I am distressed by the Bureau of Land Management’s reluctance to embrace a well-considered and balanced position regarding its Labyrinth Canyon / Gemini Bridges Travel Plan. Though the formal deadline for public comment has passed, now is an excellent time for the BLM to determine the fate of an area so heavily traversed by ORVs.
Why? Because the BLM’s preferred alternative and subsequent route density is unsustainable.

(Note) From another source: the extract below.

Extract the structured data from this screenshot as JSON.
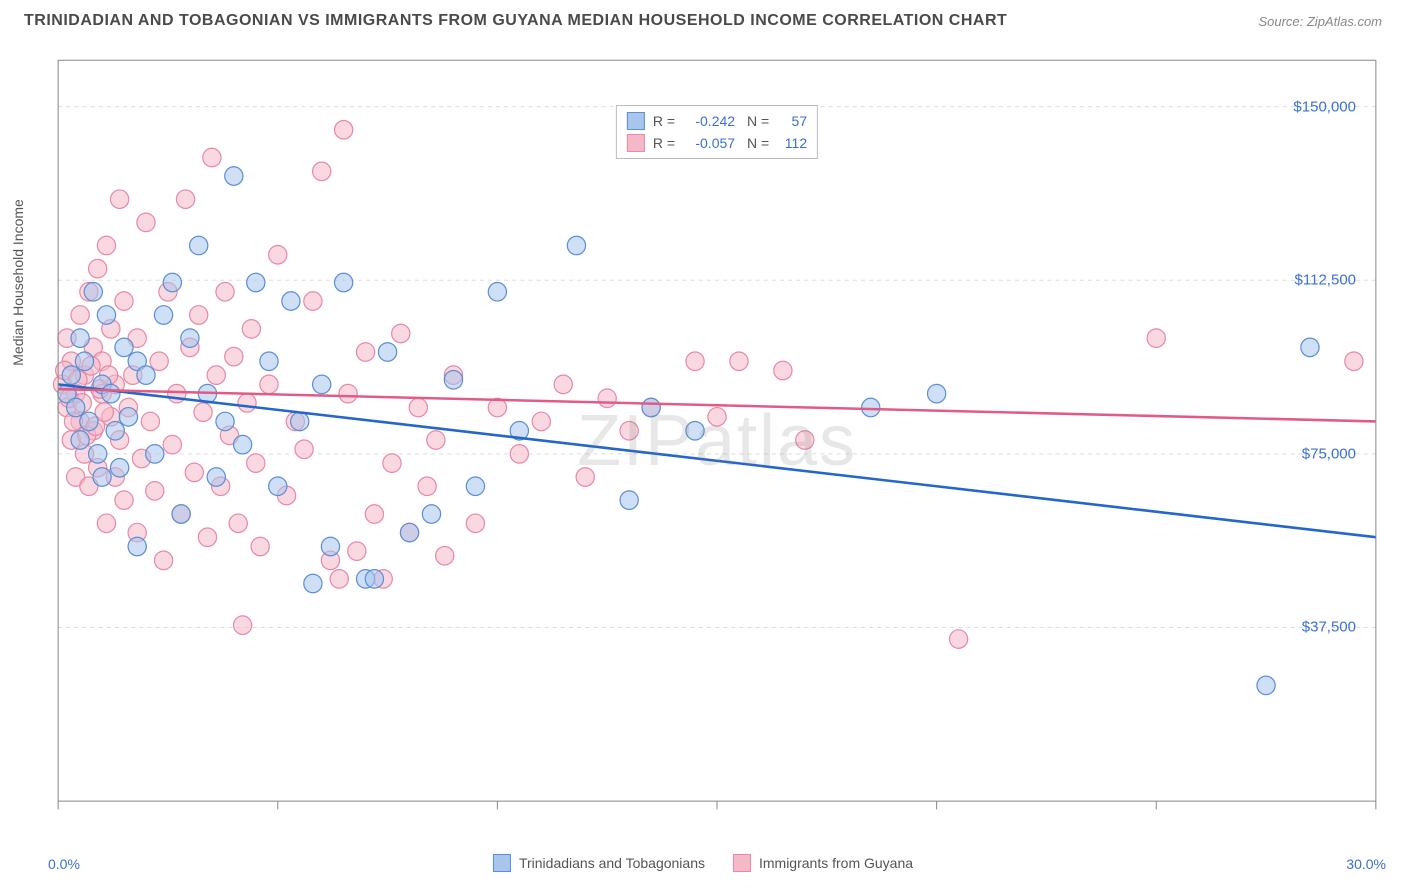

Grand County officials on the other hand have taken a position – one I believe has the support of local, reasonable recreationalists – that it’s time to reduce the number and mileage of routes by at least 22 percent.
The riparian corridors, including side canyons entering the Green River network in Labyrinth Canyon, ought to be nonmotorized. It’s not an exaggeration to point out that ORVs have a deleterious impact on the fauna and flora that need to survive in their high desert environment. And besides, one look at any of the maps under consideration reveals the redundancy and overlap created by users, not a systematic planning effort that’s designed to protect natural resources. BLM can and must do better.
With the increasing impacts of drought and climate change throughout redrock country, it’s more important than ever to protect the natural quiet, wildlife habit and cultural sites from the onslaught of
motorized vehicles. I urge the agency to break through its self-imposed, old-think boundaries and come up with reasonable route solutions that will let natural systems recover and even give us humans a bit more peace and quiet in the backcountry.